Looks good, but I think something is missing. While I agree with the
idea of having distinguishable "soft" operations, to pass it to other
functions you should be able to make a "soft" shell around your
container and pass that shell mapping non-soft functions to soft ones,
ensuring only soft functions can be called. It could look like this:
insertAtRandomPlace(myContainer.soft, element);
Now you know insertAtRandom won't and *can't* invalidate your
iterators/ranges, and you don't need to write a separate
"softInsertAtRandom" that only calls soft functions.

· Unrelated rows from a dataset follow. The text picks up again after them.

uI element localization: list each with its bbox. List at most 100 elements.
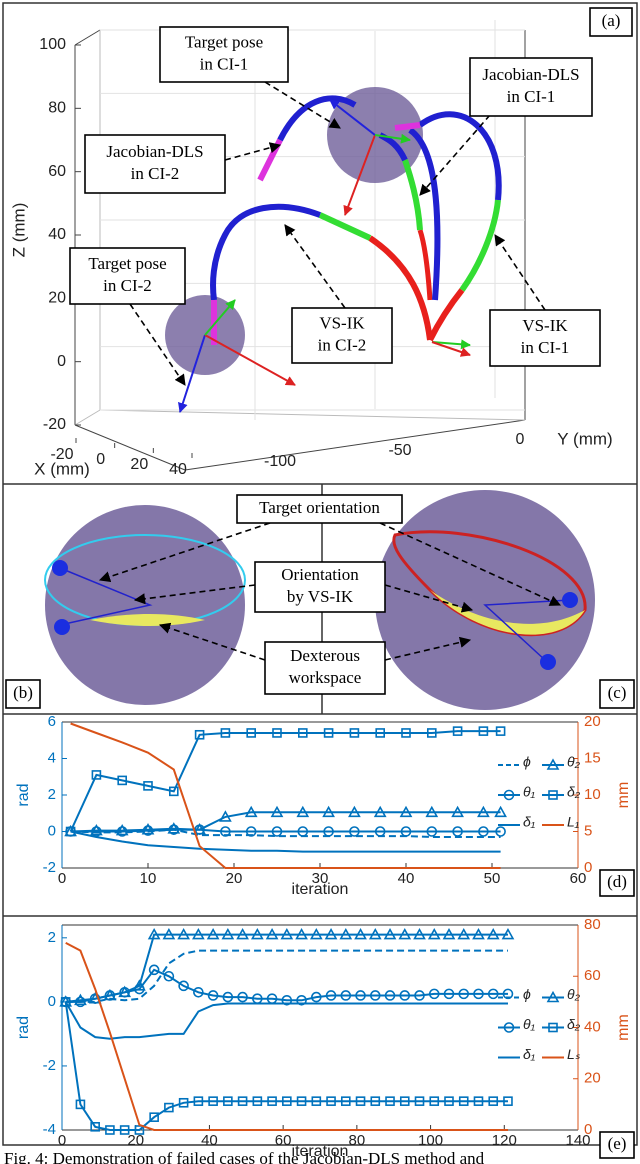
series-line <box>65 942 508 1131</box>
marker <box>443 988 455 1000</box>
z-tick-label: 60 <box>48 163 66 180</box>
legend-label: θ₁ <box>523 1016 536 1032</box>
legend-label: δ₂ <box>567 1016 581 1032</box>
marker <box>375 728 386 738</box>
marker <box>223 1096 233 1106</box>
y2-axis-label: mm <box>615 782 632 809</box>
marker <box>368 927 382 940</box>
marker <box>486 927 500 940</box>
marker <box>265 927 279 940</box>
z-tick-label: 0 <box>57 353 66 370</box>
annotation-text: Jacobian-DLS <box>106 142 203 161</box>
x-axis-label: iteration <box>292 1143 349 1160</box>
marker <box>245 826 257 837</box>
panel-label: (a) <box>602 11 621 30</box>
marker <box>427 927 441 940</box>
x-tick-label: 10 <box>140 870 157 887</box>
marker <box>271 826 283 837</box>
marker <box>220 728 231 738</box>
marker <box>401 728 411 738</box>
x-tick-label: 50 <box>484 870 501 887</box>
annotation-arrow <box>133 584 256 605</box>
marker <box>385 1096 395 1106</box>
annotation-box <box>69 247 186 305</box>
marker <box>429 1096 440 1106</box>
marker <box>400 826 412 837</box>
y-tick-label: -2 <box>43 859 56 876</box>
marker <box>398 927 412 940</box>
y-tick-label: 2 <box>48 786 56 803</box>
z-tick-label: -20 <box>43 416 66 433</box>
annotation-text: Jacobian-DLS <box>482 65 579 84</box>
marker <box>349 728 360 738</box>
marker <box>494 805 507 818</box>
y-tick-label: -50 <box>388 442 411 459</box>
annotation-text: in CI-1 <box>521 338 570 357</box>
annotation-text: VS-IK <box>319 313 365 332</box>
marker <box>149 1112 159 1122</box>
panel-label-box <box>589 7 633 37</box>
marker <box>221 927 235 940</box>
marker <box>414 1096 425 1106</box>
y-tick-label: 0 <box>516 431 525 448</box>
marker <box>296 994 307 1006</box>
annotation-text: in CI-1 <box>507 87 556 106</box>
x-tick-label: 60 <box>275 1132 292 1149</box>
marker <box>478 826 489 837</box>
y2-tick-label: 10 <box>584 786 601 803</box>
marker <box>383 927 397 940</box>
marker <box>296 805 310 818</box>
legend-marker <box>503 789 515 801</box>
marker <box>282 1096 292 1106</box>
marker <box>457 927 471 940</box>
marker <box>473 988 484 1000</box>
marker <box>323 728 334 738</box>
annotation-text: Target orientation <box>259 498 380 517</box>
x-tick-label: -20 <box>50 446 73 463</box>
legend-marker <box>548 790 558 800</box>
annotation-text: Dexterous <box>290 646 360 665</box>
annotation-arrow <box>384 584 474 613</box>
panel-label: (c) <box>608 683 627 702</box>
marker <box>487 988 499 1000</box>
marker <box>169 786 179 797</box>
marker <box>428 988 440 1000</box>
panel-label-box <box>599 1131 635 1159</box>
marker <box>472 927 485 940</box>
marker <box>75 996 86 1008</box>
annotation-text: in CI-2 <box>131 164 180 183</box>
marker <box>90 823 103 836</box>
marker <box>193 986 204 998</box>
y2-tick-label: 0 <box>584 859 592 876</box>
annotation-text: Target pose <box>185 32 263 51</box>
marker <box>339 927 353 940</box>
marker <box>311 1096 322 1106</box>
legend-label: θ₁ <box>523 784 536 800</box>
z-tick-label: 20 <box>48 290 66 307</box>
x-tick-label: 0 <box>96 451 105 468</box>
annotation-box <box>489 309 601 367</box>
y-tick-label: 2 <box>48 929 56 946</box>
marker <box>90 1121 100 1132</box>
panel-frames <box>2 2 638 1146</box>
marker <box>370 1096 381 1106</box>
legend-marker <box>503 1022 515 1033</box>
annotation-box <box>291 307 393 364</box>
marker <box>193 1096 204 1106</box>
marker <box>280 927 294 940</box>
z-tick-label: 40 <box>48 226 66 243</box>
y2-tick-label: 15 <box>584 749 601 766</box>
legend-label: δ₂ <box>567 784 581 800</box>
marker <box>192 927 205 940</box>
annotation-text: VS-IK <box>522 316 568 335</box>
marker <box>425 805 439 818</box>
marker <box>399 1096 410 1106</box>
annotation-box <box>264 641 386 695</box>
panel-label-box <box>599 679 635 709</box>
marker <box>147 927 161 940</box>
panel-label-box <box>599 869 635 897</box>
marker <box>250 927 264 940</box>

Initially I thought containers that naturally support soft (well,
"stable" since 5 minutes ago) operations would simply alias the
non-stable versions and the stable versions to the same call.
But now you got me thinking that a container might want to take
advantage of both to implement slightly different approaches. I haven't
met such a container yet, but that doesn't mean they aren't possible.